Talvez seja surpreendente, então, que uma das mais promissoras soluções de segurança do ciclo não tenha sido amplamente adotada. Ele usa materiais compósitos , entradas visuais padronizadas e sensores em rede que controlam sinais controlados por microprocessador para reduzir as mortes de ciclismo em quase 70%. O melhor de tudo isso? Está provado funcionar há mais de quatro décadas.

Essa maravilhosa tecnologia? A ciclovia.

Ao pensar em soluções tecnológicas para os problemas de segurança do ciclo, claro, as pistas de bicicleta têm algumas desvantagens. Ao contrário do último dispositivo, eles não são uma coisa autônoma que você pode segurar (ou comprar). Eles são infra-estrutura. Eles só fazem sentido como um sistema, com seus custos e benefícios substanciais compartilhados em uma população nacional. Cada seção individual de asfalto pode não ser tão impressionante, mas como um todo, como redes de água e eletricidade, fazem parte do esqueleto subjacente da sociedade.
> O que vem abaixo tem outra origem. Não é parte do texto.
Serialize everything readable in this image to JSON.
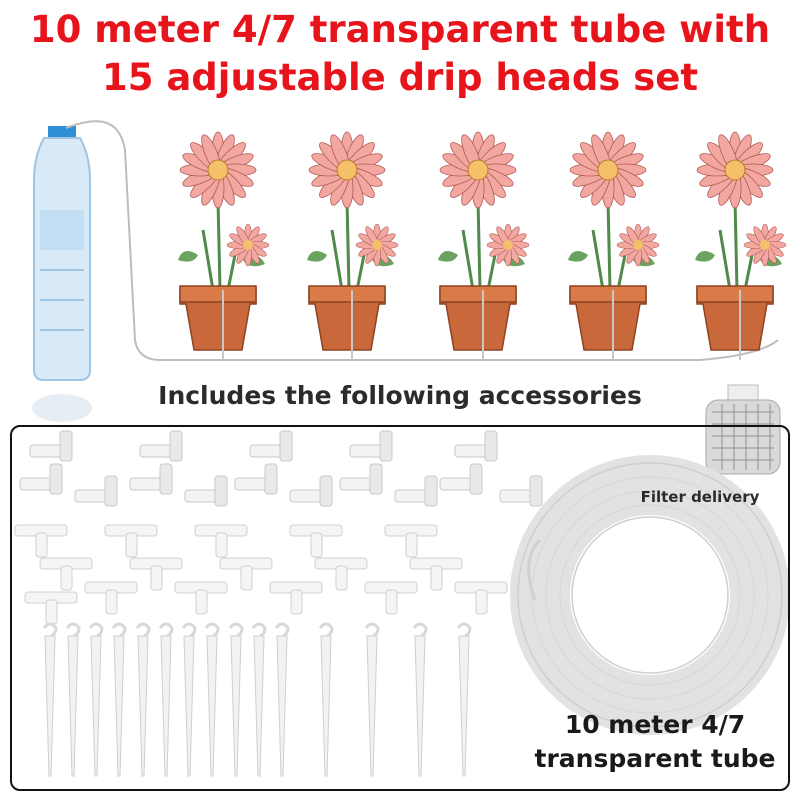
{
  "headline": {
    "line1": "10 meter 4/7 transparent tube with",
    "line2": "15 adjustable drip heads set"
  },
  "accessories_heading": "Includes the following accessories",
  "filter_label": "Filter delivery",
  "tube_label": {
    "line1": "10 meter 4/7",
    "line2": "transparent tube"
  },
  "colors": {
    "headline": "#e8141c",
    "petal": "#f2a7a0",
    "pot": "#c9683a",
    "bottle_cap": "#2f8fd6",
    "frame": "#111111"
  }
}
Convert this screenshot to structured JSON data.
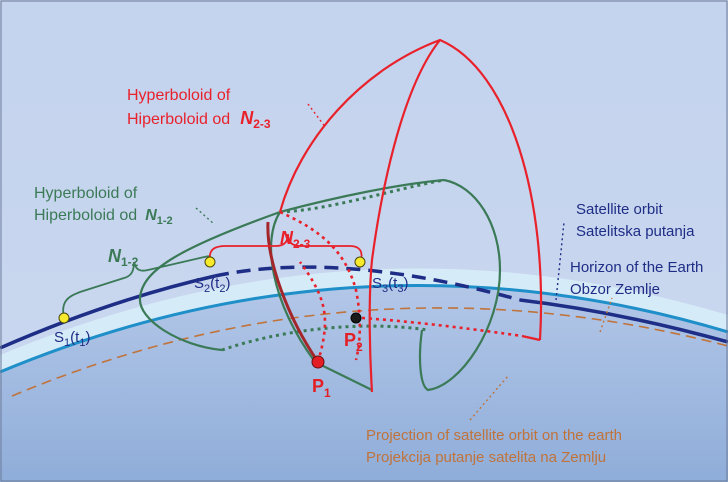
{
  "colors": {
    "sky": "#c6d4ec",
    "earth": "#9bb5dd",
    "earth_shadow": "#b3c7e7",
    "atmo_light": "#d4e9f7",
    "horizon_cyan": "#1e8fc8",
    "orbit_blue": "#1e2d86",
    "hyperboloid_red": "#e8212b",
    "hyperboloid_green": "#3b7a57",
    "projection_brown": "#c0733a",
    "satellite_yellow": "#f7ea2a",
    "point_red": "#e31e24"
  },
  "labels": {
    "hyp23_en": "Hyperboloid of",
    "hyp23_sr": "Hiperboloid od",
    "hyp23_sym": "N",
    "hyp23_sub": "2-3",
    "hyp12_en": "Hyperboloid of",
    "hyp12_sr": "Hiperboloid od",
    "hyp12_sym": "N",
    "hyp12_sub": "1-2",
    "brace12_sym": "N",
    "brace12_sub": "1-2",
    "brace23_sym": "N",
    "brace23_sub": "2-3",
    "orbit_en": "Satellite orbit",
    "orbit_sr": "Satelitska putanja",
    "horizon_en": "Horizon of the Earth",
    "horizon_sr": "Obzor Zemlje",
    "projection_en": "Projection of satellite orbit on the earth",
    "projection_sr": "Projekcija putanje satelita na Zemlju"
  },
  "satellites": [
    {
      "name": "S",
      "sub": "1",
      "time": "t",
      "time_sub": "1"
    },
    {
      "name": "S",
      "sub": "2",
      "time": "t",
      "time_sub": "2"
    },
    {
      "name": "S",
      "sub": "3",
      "time": "t",
      "time_sub": "3"
    }
  ],
  "points": [
    {
      "name": "P",
      "sub": "1"
    },
    {
      "name": "P",
      "sub": "2"
    }
  ]
}
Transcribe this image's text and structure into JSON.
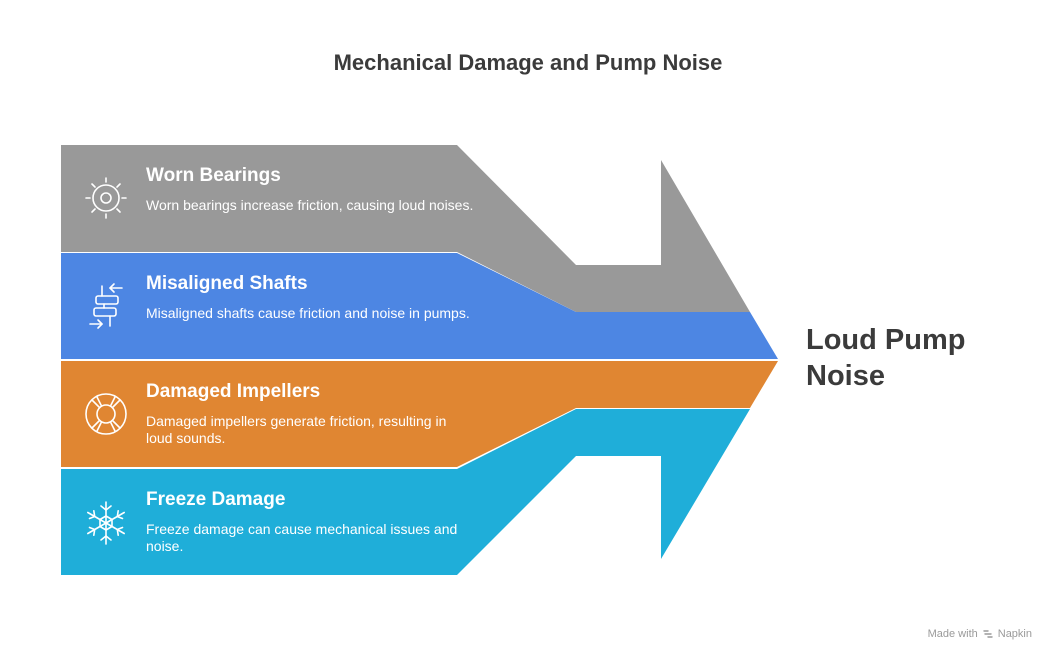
{
  "title": "Mechanical Damage and Pump Noise",
  "result": {
    "line1": "Loud Pump",
    "line2": "Noise"
  },
  "causes": [
    {
      "title": "Worn Bearings",
      "description": "Worn bearings increase friction, causing loud noises.",
      "icon": "bearing-icon",
      "color": "#999999"
    },
    {
      "title": "Misaligned Shafts",
      "description": "Misaligned shafts cause friction and noise in pumps.",
      "icon": "shaft-alignment-icon",
      "color": "#4d86e3"
    },
    {
      "title": "Damaged Impellers",
      "description": "Damaged impellers generate friction, resulting in loud sounds.",
      "icon": "lifebuoy-icon",
      "color": "#e08632"
    },
    {
      "title": "Freeze Damage",
      "description": "Freeze damage can cause mechanical issues and noise.",
      "icon": "snowflake-icon",
      "color": "#1faed9"
    }
  ],
  "watermark": {
    "made_with": "Made with",
    "brand": "Napkin"
  }
}
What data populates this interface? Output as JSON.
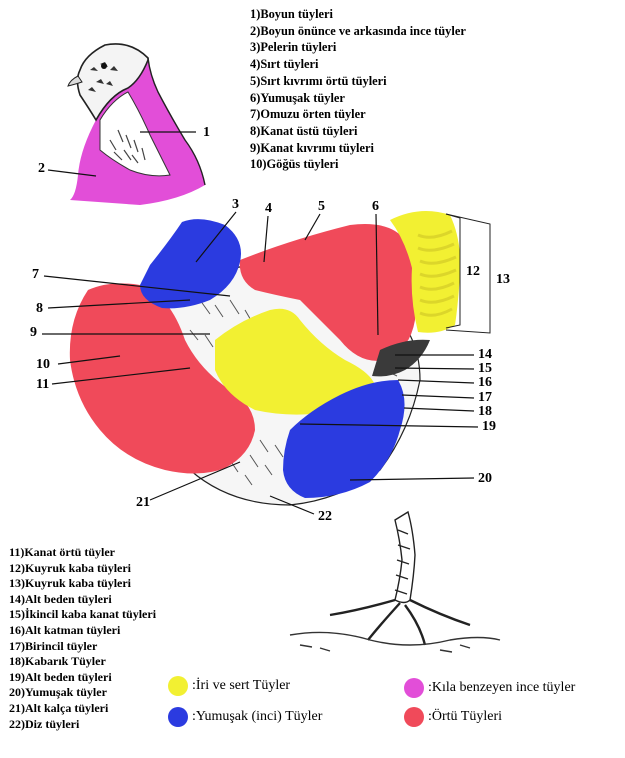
{
  "colors": {
    "yellow": "#f2f032",
    "blue": "#2b3be0",
    "magenta": "#e24ed8",
    "red": "#f04a5a"
  },
  "list_top": [
    "1)Boyun tüyleri",
    "2)Boyun önünce ve arkasında ince tüyler",
    "3)Pelerin tüyleri",
    "4)Sırt tüyleri",
    "5)Sırt kıvrımı örtü tüyleri",
    "6)Yumuşak tüyler",
    "7)Omuzu örten tüyler",
    "8)Kanat üstü tüyleri",
    "9)Kanat kıvrımı tüyleri",
    "10)Göğüs tüyleri"
  ],
  "list_bottom": [
    "11)Kanat örtü tüyler",
    "12)Kuyruk kaba tüyleri",
    "13)Kuyruk kaba tüyleri",
    "14)Alt beden tüyleri",
    "15)İkincil kaba kanat tüyleri",
    "16)Alt katman tüyleri",
    "17)Birincil tüyler",
    "18)Kabarık Tüyler",
    "19)Alt beden tüyleri",
    "20)Yumuşak tüyler",
    "21)Alt kalça tüyleri",
    "22)Diz tüyleri"
  ],
  "callouts": [
    "1",
    "2",
    "3",
    "4",
    "5",
    "6",
    "7",
    "8",
    "9",
    "10",
    "11",
    "12",
    "13",
    "14",
    "15",
    "16",
    "17",
    "18",
    "19",
    "20",
    "21",
    "22"
  ],
  "legend": {
    "yellow_label": ":İri ve sert Tüyler",
    "blue_label": ":Yumuşak (inci) Tüyler",
    "magenta_label": ":Kıla benzeyen ince tüyler",
    "red_label": ":Örtü Tüyleri"
  }
}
A história do ciclismo holandês mostra que há opções genuínas a serem feitas sobre a infra-estrutura de ciclismo e quão poderosas podem ser essas escolhas.

Alguns podem argumentar que a Holanda foi feita para ciclistas – pegue a falta de colinas, por exemplo -, mas a verdade também foi construída desse jeito. Na verdade, até a década de 1970, o país seguiu a mesma trajetória do resto da Europa Ocidental em termos de design rodoviário. A propriedade do carro aumentou acentuadamente na década de 1950, e as pessoas se afastaram das bicicletas que foram populares antes da Segunda Guerra Mundial. O planejamento urbano e de trânsito seguiu o exemplo.
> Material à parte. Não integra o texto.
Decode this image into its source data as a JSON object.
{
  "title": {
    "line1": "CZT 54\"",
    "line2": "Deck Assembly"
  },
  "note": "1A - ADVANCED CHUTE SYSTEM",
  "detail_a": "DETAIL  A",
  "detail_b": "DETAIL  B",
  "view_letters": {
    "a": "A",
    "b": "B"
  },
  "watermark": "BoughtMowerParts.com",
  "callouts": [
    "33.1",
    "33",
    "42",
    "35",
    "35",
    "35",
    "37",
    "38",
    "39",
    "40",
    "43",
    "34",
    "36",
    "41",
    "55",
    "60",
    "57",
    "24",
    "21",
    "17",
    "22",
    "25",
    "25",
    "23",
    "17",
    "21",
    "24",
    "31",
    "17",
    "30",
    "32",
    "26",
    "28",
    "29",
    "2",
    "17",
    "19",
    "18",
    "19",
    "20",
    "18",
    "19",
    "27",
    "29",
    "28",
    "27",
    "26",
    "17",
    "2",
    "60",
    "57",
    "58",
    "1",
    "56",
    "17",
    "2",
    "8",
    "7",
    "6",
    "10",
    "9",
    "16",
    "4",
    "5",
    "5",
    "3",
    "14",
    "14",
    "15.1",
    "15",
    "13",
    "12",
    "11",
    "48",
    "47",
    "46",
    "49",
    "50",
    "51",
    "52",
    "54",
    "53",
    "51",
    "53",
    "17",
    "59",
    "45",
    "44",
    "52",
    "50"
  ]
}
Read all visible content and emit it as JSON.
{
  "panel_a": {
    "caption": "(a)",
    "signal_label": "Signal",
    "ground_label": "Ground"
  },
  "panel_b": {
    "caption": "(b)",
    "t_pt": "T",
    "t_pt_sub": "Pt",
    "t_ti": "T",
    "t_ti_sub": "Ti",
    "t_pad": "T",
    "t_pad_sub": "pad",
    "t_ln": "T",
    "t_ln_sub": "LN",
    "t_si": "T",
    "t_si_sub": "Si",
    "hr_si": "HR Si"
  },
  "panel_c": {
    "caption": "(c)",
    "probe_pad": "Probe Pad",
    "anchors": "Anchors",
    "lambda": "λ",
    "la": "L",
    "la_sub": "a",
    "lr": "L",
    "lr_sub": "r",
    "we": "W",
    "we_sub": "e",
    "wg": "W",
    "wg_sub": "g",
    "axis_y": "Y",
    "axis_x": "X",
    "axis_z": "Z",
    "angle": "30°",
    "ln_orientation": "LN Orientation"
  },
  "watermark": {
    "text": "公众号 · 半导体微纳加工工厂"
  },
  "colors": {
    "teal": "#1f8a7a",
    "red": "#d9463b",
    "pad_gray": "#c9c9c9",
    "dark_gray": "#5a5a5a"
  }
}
No início da década de 1970, as ruas holandesas pareciam as estradas centradas no carro nos Estados Unidos ou em outras partes da Europa. Ativistas mudaram isso. O rápido aumento dos números de automóveis levou a um enorme aumento no número de mortes na estrada, com algumas das piores taxas de acidentes no norte da Europa: em 1971 houve mais de 3.000 mortes, incluindo 450 crianças.

Chocados por esses números, um grupo de pais, planejadores e ativistas formaram a organização de campanha "Stop de Kindermoord" ou "Stop the Child Murders". Sua intervenção ocorreu em um momento oportuno. Com os choques dos preços do petróleo no início da década de 1970, o governo holandês era receptivo às idéias para reduzir a dependência urbana de carros.
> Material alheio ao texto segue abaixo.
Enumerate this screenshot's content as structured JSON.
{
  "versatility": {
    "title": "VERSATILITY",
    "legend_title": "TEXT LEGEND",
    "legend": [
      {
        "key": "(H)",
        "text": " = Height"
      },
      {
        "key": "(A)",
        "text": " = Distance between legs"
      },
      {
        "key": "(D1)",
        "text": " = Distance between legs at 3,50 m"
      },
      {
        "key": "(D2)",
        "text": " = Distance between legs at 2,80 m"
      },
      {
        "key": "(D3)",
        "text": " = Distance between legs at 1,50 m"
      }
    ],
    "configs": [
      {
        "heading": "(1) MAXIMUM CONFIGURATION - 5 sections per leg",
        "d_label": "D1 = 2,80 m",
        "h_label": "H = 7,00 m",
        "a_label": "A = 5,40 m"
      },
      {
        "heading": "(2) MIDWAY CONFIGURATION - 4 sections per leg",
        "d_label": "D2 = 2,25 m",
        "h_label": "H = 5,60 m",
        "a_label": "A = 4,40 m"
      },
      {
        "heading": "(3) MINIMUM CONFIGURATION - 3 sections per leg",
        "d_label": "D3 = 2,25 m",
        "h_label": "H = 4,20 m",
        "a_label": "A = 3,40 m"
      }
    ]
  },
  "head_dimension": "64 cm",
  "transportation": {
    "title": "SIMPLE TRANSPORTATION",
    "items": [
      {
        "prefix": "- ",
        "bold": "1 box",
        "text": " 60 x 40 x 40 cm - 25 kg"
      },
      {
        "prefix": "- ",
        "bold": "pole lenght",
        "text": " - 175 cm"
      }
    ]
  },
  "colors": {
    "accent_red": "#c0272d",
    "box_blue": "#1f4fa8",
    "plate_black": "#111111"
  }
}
A decisão de design crucial foi a provisão de pistas de ciclismo e de caminhada de alta qualidade. Separado, mas igual. Os ciclistas não foram espremidos em uma faixa estreita projetada apenas por uma linha de tinta ou abarrotada de um pavimento de "uso misto" para o aborrecimento mútuo de pedestres e ciclistas.

Semelhante às mudanças nas filosofias de segurança para a aviação e a medicina, o design aceita que um certo nível de erro humano é inevitável, mas busca mitigar as conseqüências. Por exemplo, o design de junção cuidadoso significa que um motorista que não verifica seus espelhos de asa não pode se transformar em ciclista por dentro; As faixas de bicicleta separadas significam que as ultrapassagens mal julgadas não podem acontecer.

O programa holandês foi um enorme sucesso. A partir de meados da década de 1970, o número total de ciclovias na Holanda triplicou, uma vez que a milhagem do ciclo per capita aumentou em 30% e as taxas de mortalidade por ciclos melhoraram em 67% .

Em um mundo cada vez mais urbano que procura combater o uso de combustível fóssil e a obesidade, o exemplo holandês – mudar o ambiente construído, não empilhar mais e mais tecnologia para o indivíduo – fornece um exemplo poderoso.